Apollo Global Management and Standard Chartered formed a long-term strategic partnership for infrastructure and energy transition financing.
The agreement will see Standard Chartered acquire a minority stake in Apollo infrastructure debt origination platform Apterra, a news release said. Terms of the minority stake were not disclosed.
Standard Chartered and Apollo Clean Transition Capital — a sustainable investing platform — also plan to contribute up to $3 billion of clean energy and transition financing across a range of asset classes and sectors.
As part of the agreement, Standard Chartered will provide a senior secured credit facility to ACT Capital to fund project finance and infrastructure loans.
“The global industrial renaissance is creating unprecedented capital demands across next-gen infrastructure, sustainable power and other transition assets,” said Jim Zelter, co-president and Apollo Asset Management, in the release. “This new agreement should accelerate our mutual financing and investment activity in these areas, and we are thrilled to do it in partnership with Standard Chartered, an important and long-time banking partner to Apollo’s franchise.”
The partnership “is a great opportunity to leverage our collective sector expertise and innovative mindset to help finance sustainable growth,” added Bill Winters, group CEO at Standard Chartered, in the release.
“Standard Chartered and Apollo have complementary origination and distribution capabilities, which increase the scale of the financing we can jointly deploy, and the size of the projects in which we can participate.

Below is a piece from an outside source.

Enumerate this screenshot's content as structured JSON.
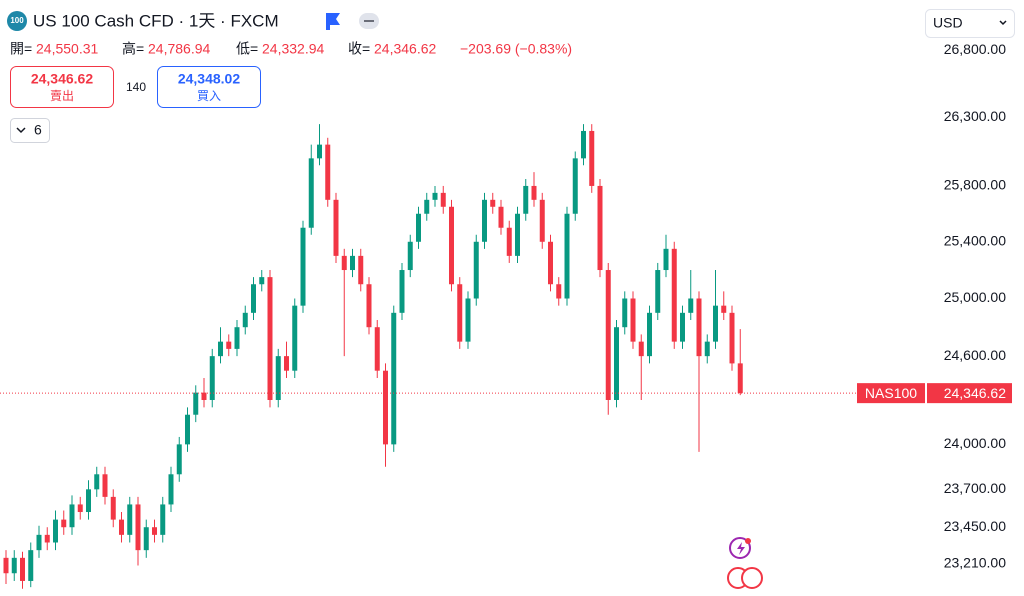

We are very pleased to build on our long-term partnership with Apollo to both expand our existing geographical coverage and mobilise capital to these critical parts of the global economy."
Apollo has deployed more than $40 billion into energy transition and climate-related investments over the past five years.
Apollo affiliate firm Apterra was founded in 2023, and has executed more than $4.8 billion of transactions. Standard Chartered, a multinational bank, is one of the top infrastructure lenders in Asia, Africa and the Middle East, the release said.
Apterra will primarily undertake origination for the financing activities of the partnership.
Apollo had about $733 billion of assets under management as of Sept. 30.
A spokesperson could not immediately be reached for comment.